It’s hard to sustain a secret in literature. When most of the propulsive forward motion of your story comes not from something that’s happening but rather from something that is being kept from happening, the conflict is in creating an absence, a vacuum. Not to say there aren’t stories that do this well… but it’s very easy to fall into a trap of circling around an issue that might have been fixed by one character just speaking a few sentences, making the payoff a little bit underwhelming. But Brit Bennett’s The Vanishing Half turns this truth on its head. In this novel, Bennett manages to create a multi-generational epic of half-truths and total lies all situated around one basic secret: that of twin sisters who opt to live their lives in wholly different ways.
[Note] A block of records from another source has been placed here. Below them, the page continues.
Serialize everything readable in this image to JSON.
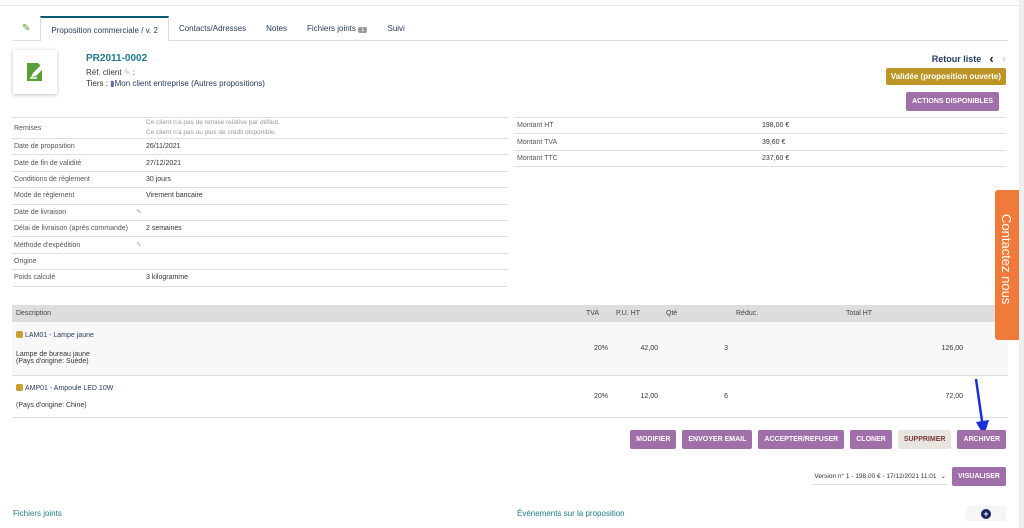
{
  "tabs": [
    {
      "label": "Proposition commerciale / v. 2"
    },
    {
      "label": "Contacts/Adresses"
    },
    {
      "label": "Notes"
    },
    {
      "label": "Fichiers joints",
      "badge": "1"
    },
    {
      "label": "Suivi"
    }
  ],
  "header": {
    "ref": "PR2011-0002",
    "ref_client_label": "Réf. client",
    "ref_client_suffix": ":",
    "tiers_label": "Tiers :",
    "tiers_value": "Mon client entreprise",
    "tiers_link": "(Autres propositions)",
    "back_label": "Retour liste",
    "prev_icon": "‹",
    "next_icon": "›",
    "status": "Validée (proposition ouverte)",
    "actions_label": "ACTIONS DISPONIBLES"
  },
  "fields": [
    {
      "label": "Remises",
      "value": "Ce client n'a pas de remise relative par défaut.",
      "value2": "Ce client n'a pas ou plus de crédit disponible."
    },
    {
      "label": "Date de proposition",
      "value": "26/11/2021"
    },
    {
      "label": "Date de fin de validité",
      "value": "27/12/2021"
    },
    {
      "label": "Conditions de règlement",
      "value": "30 jours"
    },
    {
      "label": "Mode de règlement",
      "value": "Virement bancaire"
    },
    {
      "label": "Date de livraison",
      "value": ""
    },
    {
      "label": "Délai de livraison (après commande)",
      "value": "2 semaines"
    },
    {
      "label": "Méthode d'expédition",
      "value": ""
    },
    {
      "label": "Origine",
      "value": ""
    },
    {
      "label": "Poids calculé",
      "value": "3 kilogramme"
    }
  ],
  "totals": [
    {
      "label": "Montant HT",
      "value": "198,00 €"
    },
    {
      "label": "Montant TVA",
      "value": "39,60 €"
    },
    {
      "label": "Montant TTC",
      "value": "237,60 €"
    }
  ],
  "lines": {
    "headers": {
      "desc": "Description",
      "tva": "TVA",
      "pu": "P.U. HT",
      "qty": "Qté",
      "reduc": "Réduc.",
      "total": "Total HT"
    },
    "rows": [
      {
        "product": "LAM01 - Lampe jaune",
        "desc": "Lampe de bureau jaune",
        "origin": "(Pays d'origine: Suède)",
        "tva": "20%",
        "pu": "42,00",
        "qty": "3",
        "total": "126,00"
      },
      {
        "product": "AMP01 - Ampoule LED 10W",
        "desc": "",
        "origin": "(Pays d'origine: Chine)",
        "tva": "20%",
        "pu": "12,00",
        "qty": "6",
        "total": "72,00"
      }
    ]
  },
  "buttons": {
    "modify": "MODIFIER",
    "email": "ENVOYER EMAIL",
    "accept": "ACCEPTER/REFUSER",
    "clone": "CLONER",
    "delete": "SUPPRIMER",
    "archive": "ARCHIVER"
  },
  "version": {
    "selected": "Version n° 1 - 198,00 € - 17/12/2021 11:01",
    "button": "VISUALISER"
  },
  "bottom": {
    "files": "Fichiers joints",
    "events": "Événements sur la proposition"
  },
  "contact": "Contactez nous",
  "colors": {
    "accent": "#a06ea8",
    "status": "#bc9526",
    "contact": "#f07a3a"
  }
}
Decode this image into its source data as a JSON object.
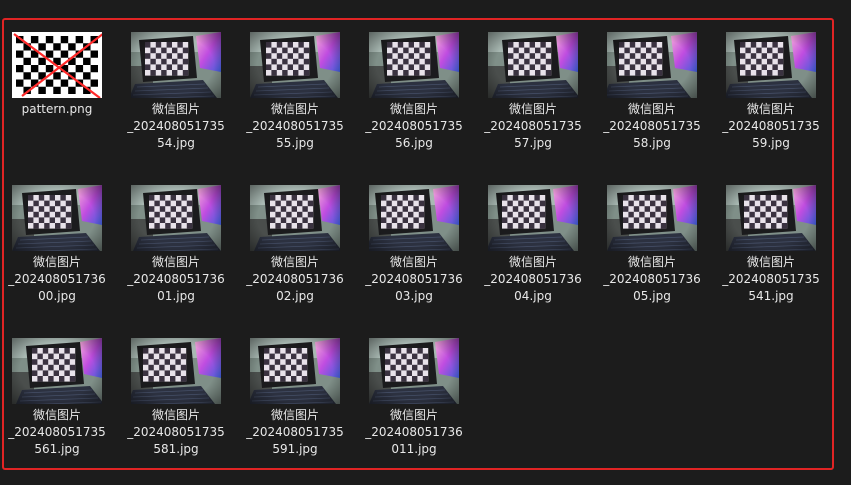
{
  "highlight_color": "#e02424",
  "files": [
    {
      "name_lines": [
        "pattern.png"
      ],
      "thumbnail": "checkerboard-crossed-out",
      "crossed_out": true
    },
    {
      "name_lines": [
        "微信图片",
        "_202408051735",
        "54.jpg"
      ],
      "thumbnail": "camera-photo"
    },
    {
      "name_lines": [
        "微信图片",
        "_202408051735",
        "55.jpg"
      ],
      "thumbnail": "camera-photo"
    },
    {
      "name_lines": [
        "微信图片",
        "_202408051735",
        "56.jpg"
      ],
      "thumbnail": "camera-photo"
    },
    {
      "name_lines": [
        "微信图片",
        "_202408051735",
        "57.jpg"
      ],
      "thumbnail": "camera-photo"
    },
    {
      "name_lines": [
        "微信图片",
        "_202408051735",
        "58.jpg"
      ],
      "thumbnail": "camera-photo"
    },
    {
      "name_lines": [
        "微信图片",
        "_202408051735",
        "59.jpg"
      ],
      "thumbnail": "camera-photo"
    },
    {
      "name_lines": [
        "微信图片",
        "_202408051736",
        "00.jpg"
      ],
      "thumbnail": "camera-photo"
    },
    {
      "name_lines": [
        "微信图片",
        "_202408051736",
        "01.jpg"
      ],
      "thumbnail": "camera-photo"
    },
    {
      "name_lines": [
        "微信图片",
        "_202408051736",
        "02.jpg"
      ],
      "thumbnail": "camera-photo"
    },
    {
      "name_lines": [
        "微信图片",
        "_202408051736",
        "03.jpg"
      ],
      "thumbnail": "camera-photo"
    },
    {
      "name_lines": [
        "微信图片",
        "_202408051736",
        "04.jpg"
      ],
      "thumbnail": "camera-photo"
    },
    {
      "name_lines": [
        "微信图片",
        "_202408051736",
        "05.jpg"
      ],
      "thumbnail": "camera-photo"
    },
    {
      "name_lines": [
        "微信图片",
        "_202408051735",
        "541.jpg"
      ],
      "thumbnail": "camera-photo"
    },
    {
      "name_lines": [
        "微信图片",
        "_202408051735",
        "561.jpg"
      ],
      "thumbnail": "camera-photo"
    },
    {
      "name_lines": [
        "微信图片",
        "_202408051735",
        "581.jpg"
      ],
      "thumbnail": "camera-photo"
    },
    {
      "name_lines": [
        "微信图片",
        "_202408051735",
        "591.jpg"
      ],
      "thumbnail": "camera-photo"
    },
    {
      "name_lines": [
        "微信图片",
        "_202408051736",
        "011.jpg"
      ],
      "thumbnail": "camera-photo"
    }
  ]
}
The Vanishing Half begins in a town on the cusp of two different worlds, one Black, one white. The town is filled with Black people often pale enough to pass as white, though no one dares to until Stella Vignes, who abandons the town, her mother, and her sister to a world populated by whites. Désirée, on the other hand, has a baby with a dark-skinned Black man, spending her life even more ensconced in Black society than she had been in their quiet, other-worldly town.
Described thusly, The Vanishing Half seems to be a wholly racial tale. And while race issues are certainly at the forefront of this book, it’s also about so much more: sisterhood, motherhood. What it is to be a daughter. What it is to not know your place in the world. And, of course, one of the most intriguing elements, at least for me: why and how to keep a secret, and why and how to stop.